Thucydides was not very religious: he prefered natural explanations to religious ones. Yet the Spartans, the ones who will not attack in a holy month or when an oracle speaks, win the war. The Athenians more consistently treat the voice of the people as the voice of God and the Athenians lose. The “people” decide opening a second front, the equivalent of Princess Bride’s land war in Asia, is a great idea.
It was not.
In the same way in every draft there is some player that everyone decides is the sleeper of the draft, Jay Cutler call your agent, only to make those of us who believe in democracy ashamed. The people often vote for last year’s production forgetting that last year is over: what have you done for me lately Julio Jones?
A good start is not the same as a good finish.
Athens had the war won. Pericles, the Vince Lombardi of democratic Athens, had the right strategy and despite setbacks (including his untimely death!) Athens won the first half. Sadly, there was a second half. Many a fantasy season I have triumphed through the first part of the season only to have injuries, a bye week, or simply forgetting to change my lineup wreck my season. I got nothing for winning my regular season and losing the playoffs.
Sometimes you can control when you quit: see Athens. Sometimes you cannot: see my fantasy season. Quitting while you are ahead is a great idea: ask Nicias or Favre.
What was to be done with Alcibiades, the Athenian with the most talent, but the least character? The Athenians kept trying to make something good of him, but they were burned as fiercely as the fantasy player staking his season on the player most likely to be suspended for violating the league drug policy.
The Persians like the Commissioner of the NFL does not care who wins as long as the game continues.
Both Athens and Sparta made the same mistake in the War: thinking Persia wanted either side to win. The Persians quite sensibly hated all Greeks and were rooting for an endless and bloody draw. In the same way, each year the Commissioner plots to balance competition. The rich are given the lowest draft picks and the poor are rewarded with soft schedules.
And yet . . .
Some teams, the Browns, are like Argos: they cannot fail to fail.
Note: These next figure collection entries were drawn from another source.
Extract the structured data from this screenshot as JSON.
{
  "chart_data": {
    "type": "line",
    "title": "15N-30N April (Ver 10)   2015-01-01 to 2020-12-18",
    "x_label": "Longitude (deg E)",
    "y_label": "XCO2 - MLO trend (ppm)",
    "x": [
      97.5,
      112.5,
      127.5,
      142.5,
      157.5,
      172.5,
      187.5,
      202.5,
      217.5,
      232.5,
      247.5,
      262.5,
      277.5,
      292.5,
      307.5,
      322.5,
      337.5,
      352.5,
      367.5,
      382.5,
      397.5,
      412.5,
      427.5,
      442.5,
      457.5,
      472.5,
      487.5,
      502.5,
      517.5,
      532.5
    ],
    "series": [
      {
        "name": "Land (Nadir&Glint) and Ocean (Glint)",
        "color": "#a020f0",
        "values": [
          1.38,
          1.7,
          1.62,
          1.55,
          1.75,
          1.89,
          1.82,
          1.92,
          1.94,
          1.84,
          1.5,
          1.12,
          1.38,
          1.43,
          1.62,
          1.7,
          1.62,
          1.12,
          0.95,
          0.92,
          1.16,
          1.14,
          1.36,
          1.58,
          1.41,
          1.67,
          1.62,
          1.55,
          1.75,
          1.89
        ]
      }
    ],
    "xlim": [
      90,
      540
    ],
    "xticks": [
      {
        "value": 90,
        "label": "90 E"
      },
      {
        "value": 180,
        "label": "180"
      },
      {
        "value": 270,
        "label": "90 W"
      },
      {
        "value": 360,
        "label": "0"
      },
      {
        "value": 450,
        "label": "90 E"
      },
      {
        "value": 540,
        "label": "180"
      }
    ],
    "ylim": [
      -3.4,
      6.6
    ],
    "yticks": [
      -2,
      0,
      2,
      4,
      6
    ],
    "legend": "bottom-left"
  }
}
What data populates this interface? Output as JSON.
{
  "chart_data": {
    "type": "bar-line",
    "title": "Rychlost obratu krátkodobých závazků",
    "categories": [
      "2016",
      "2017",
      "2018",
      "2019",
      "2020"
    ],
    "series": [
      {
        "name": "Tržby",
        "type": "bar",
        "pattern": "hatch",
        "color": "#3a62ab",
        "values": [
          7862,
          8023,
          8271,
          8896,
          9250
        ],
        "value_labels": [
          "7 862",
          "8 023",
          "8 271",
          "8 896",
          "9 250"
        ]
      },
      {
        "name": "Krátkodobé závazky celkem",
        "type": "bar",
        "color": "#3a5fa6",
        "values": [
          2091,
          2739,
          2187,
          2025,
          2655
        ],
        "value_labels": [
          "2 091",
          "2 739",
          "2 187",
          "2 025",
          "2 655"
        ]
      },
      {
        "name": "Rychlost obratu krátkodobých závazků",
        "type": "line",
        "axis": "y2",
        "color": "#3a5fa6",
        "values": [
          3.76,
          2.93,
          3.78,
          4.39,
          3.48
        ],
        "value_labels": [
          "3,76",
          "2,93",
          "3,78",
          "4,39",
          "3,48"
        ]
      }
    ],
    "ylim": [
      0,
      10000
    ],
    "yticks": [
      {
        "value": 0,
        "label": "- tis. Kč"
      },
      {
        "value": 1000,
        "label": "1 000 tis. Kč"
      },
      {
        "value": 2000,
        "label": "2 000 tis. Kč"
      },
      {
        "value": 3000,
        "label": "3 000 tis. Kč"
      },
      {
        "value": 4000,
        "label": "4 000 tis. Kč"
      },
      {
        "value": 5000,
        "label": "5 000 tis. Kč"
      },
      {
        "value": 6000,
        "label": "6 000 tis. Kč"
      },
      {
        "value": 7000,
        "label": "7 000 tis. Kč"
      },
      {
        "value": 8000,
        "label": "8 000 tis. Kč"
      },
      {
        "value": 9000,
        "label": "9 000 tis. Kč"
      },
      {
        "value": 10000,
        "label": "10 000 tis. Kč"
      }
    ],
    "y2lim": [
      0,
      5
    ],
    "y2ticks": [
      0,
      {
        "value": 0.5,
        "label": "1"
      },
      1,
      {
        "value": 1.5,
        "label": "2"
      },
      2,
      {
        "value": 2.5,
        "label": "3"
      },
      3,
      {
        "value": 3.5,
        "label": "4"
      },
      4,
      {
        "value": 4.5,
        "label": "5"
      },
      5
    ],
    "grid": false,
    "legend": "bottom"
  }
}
Every year a new savior arrives in Cleveland, but like the Argives facing a chance to control the Peloponnese opportunity will be lost.
Always control the water just as you should always control the line of scrimmage.
Let someone else pass on running backs: the best back, Adrian Peterson in his prime, is worth the first pick. If you can run in fantasy football, you can play. In the same way, if you can ship your goods, you can win a war. Mitt Romney understood this and our President does not seem to get this, but Mitt Romney forgot another lesson.
You cannot lead if you cannot get popular support.
Mitt Romney was entirely ready to be an oligarch, a fine leader of an unelected group of wise men. Sadly for him, he forgot he lives in a Republic and needed a few more votes to get to be right. In the same way, good leaders with bad social skills ended up dead or wishing to be dead in the Peloponnesian War, since even defeating the Persians and saving Greece often left people more suspicious than grateful.
Nothing is punished more quickly than success in a dysfunctional state.
And it is here we see how games like fantasy football are not like war or life: winners are rewarded in the NFL and often fail in politics. Just as death in warfare is more final than losing the Super Bowl, there is no next year, so making a mistake in a war against a determined foe can be fatal.
War is really nothing like fantasy football.
Athens lost and a grand experiment that produced the Parthenon, theater, and Plato ended. If the Packers lose, Green Bay will not be sacked by Spartans, not even Bear’s fans are so wicked.
As our global war on terror continues into another decade, this lesson is worth remembering.